Since McDonnell’s decision, 123 members of the German Parliament have petitioned Democratic Governor Terry McAuliffe to release Soering, the son of a German diplomat. Chancellor Angela Merkel raised the issue during a 2014 visit to Washington, D.C., and the German human rights commissioner visited Soering at Buckingham Correctional Institute, where he’s being held, that same year.

While many people believe Soering’s case is one of botched justice and a human rights travesty, others believe he should rot in jail.

Delegate Rob Bell is one. “Given the vile and heinous nature of his crime, he should spend the rest of his life behind bars,” Bell writes in a recent letter to supporters, urging them to write McAuliffe and ask him to oppose Soering’s release.

Eighteen delegates, including Matt Fariss, who represents a portion of southern Albemarle, have written to McAuliffe and said Soering’s release “would also significantly undermine the integrity of Virginia’s criminal justice system, and would demonstrate that the justice system provides benefits to the powerful and well connected that are not available to minorities and the less fortunate.”

Bell was at UVA from 1984 to 1986, during some of which Soering, a Jefferson Scholar, and his girlfriend, Elizabeth Haysom, were students there.

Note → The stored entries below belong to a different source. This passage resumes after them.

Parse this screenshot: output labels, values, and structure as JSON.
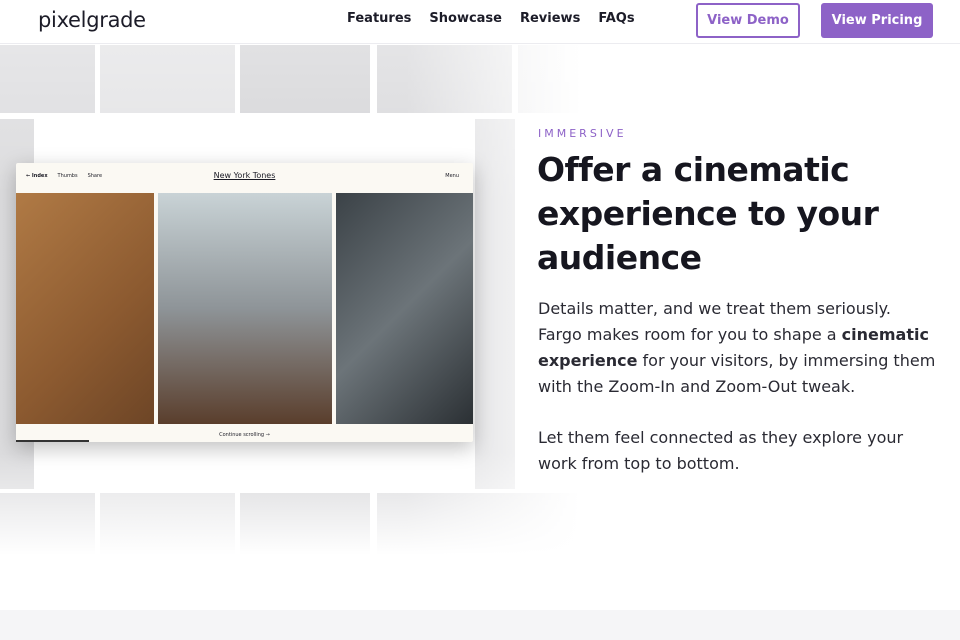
{
  "nav": {
    "logo": "pixelgrade",
    "links": [
      "Features",
      "Showcase",
      "Reviews",
      "FAQs"
    ],
    "demo": "View Demo",
    "pricing": "View Pricing"
  },
  "mockup": {
    "back": "← Index",
    "thumbs": "Thumbs",
    "share": "Share",
    "title": "New York Tones",
    "menu": "Menu",
    "continue": "Continue scrolling →",
    "progress_percent": 16
  },
  "hero": {
    "eyebrow": "IMMERSIVE",
    "title": "Offer a cinematic experience to your audience",
    "p1_a": "Details matter, and we treat them seriously. Fargo makes room for you to shape a ",
    "p1_bold": "cinematic experience",
    "p1_b": " for your visitors, by immersing them with the Zoom-In and Zoom-Out tweak.",
    "p2": "Let them feel connected as they explore your work from top to bottom."
  },
  "colors": {
    "accent": "#8d62c7"
  }
}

Bell says he “cannot recall a more atrocious crime.”

Following Kaine’s decision to allow the transfer to Germany, Bell urged the House of Delegates to pass a resolution opposing the move. “This is a grotesque miscarriage of justice,” he said on the House floor. “In 25 years—a quarter of a century—we haven’t had a more vile, abominable murder in Central Virginia.”

The night the Haysoms were murdered in their Bedford home, Soering and Elizabeth Haysom had rented a car and driven up to Washington. Someone drove the car back down to Bedford, where Derek Haysom was stabbed 36 times and Nancy Haysom eight times.

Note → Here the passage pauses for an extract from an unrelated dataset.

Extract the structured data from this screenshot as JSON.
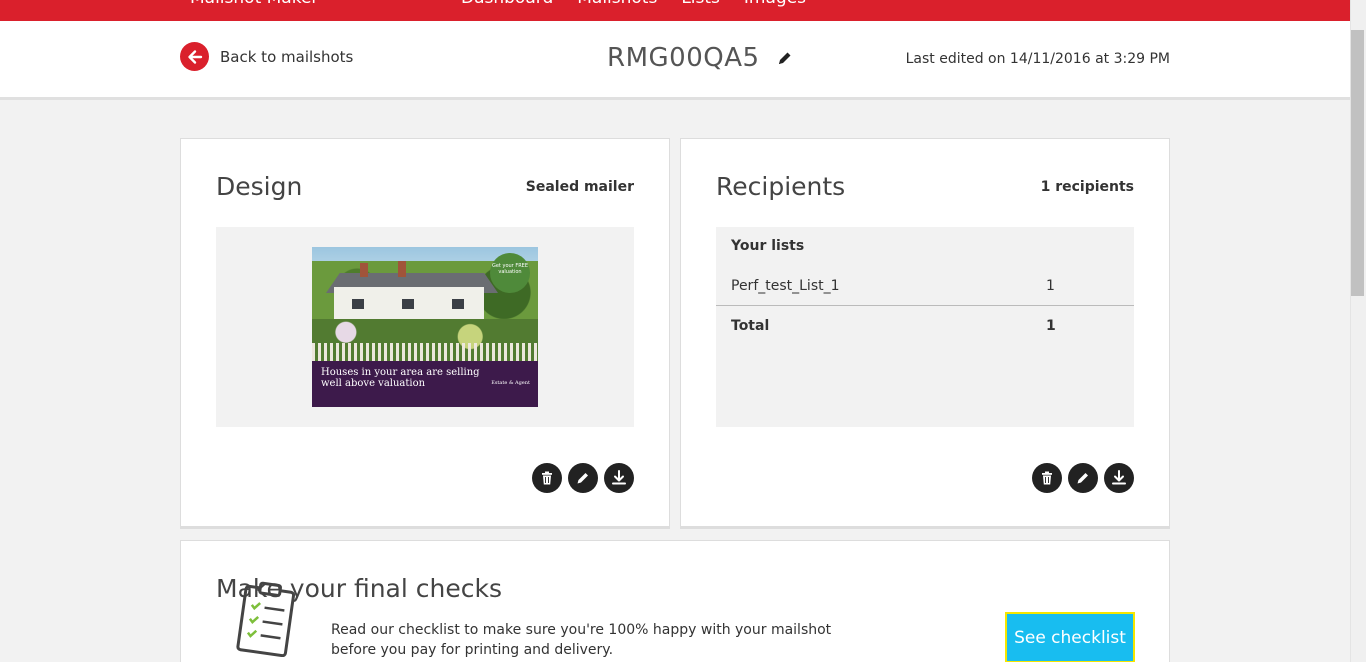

Soering and Haysom went on the lam for about a year, hopping from Europe to Bangkok to England, where they were caught running a check-and-merchandise return scam. Initially Soering confessed to the murders, and he said he believed that as the son of a German diplomat he would have immunity and could protect Haysom. He later recanted the confession, and said he stayed in Washington and bought movie tickets while Haysom drove down to Bedford.

She pleaded guilty to first-degree murder as an accessory before the fact in 1987 and was sentenced to 90 years in prison. She’s currently being held in the Fluvanna Correctional Center for Women.

Soering fought extradition, and England only agreed to send him back to the U.S. if capital punishment were taken off the table. Soering was returned to Bedford in 1990, and a jury convicted him of two counts of first-degree murder and sentenced him to two life sentences.

That was before Governor George Allen did away with parole. Soering has been eligible since 2003 and has been denied parole 10 times.

In prison, Soering has never been disciplined for an infraction, and he’s written nine books. While he doesn’t have access to a computer, supporters have created a website with all the particulars of his case. The New Yorker ran a nearly 12,000-word piece on Soering in its November 9 issue.

Two matters are now pending for Soering. He went before the parole board a couple of months ago for the 11th time and has not gotten a decision. “It’s very unusual for the parole board to take this long,” says Rosenfield.

The repatriation request has been pending before Governor McAuliffe for a long time as well, he says. “That’s not unusual because it’s a highly political issue,” Rosenfield says. “The governor is faced with a dilemma of either supporting the decision of Republican Governor McDonnell or Democratic Governor Kaine.”

A spokesperson for Kaine says, “When he was governor, Senator Kaine recommended that Jens Soering be transferred into the German penal system and never be allowed to set foot again in the U.S. He has had no involvement in the case since January 2010 and would not presume to advise Governor McAuliffe on it.”

McAuliffe spokesperson Brian Coy says there is no timetable for a decision. “The process is underway and we will make an announcement when it is complete.”

Correction 11/21/15: Elizabeth Haysom was convicted of being an accessory before that fact, not after.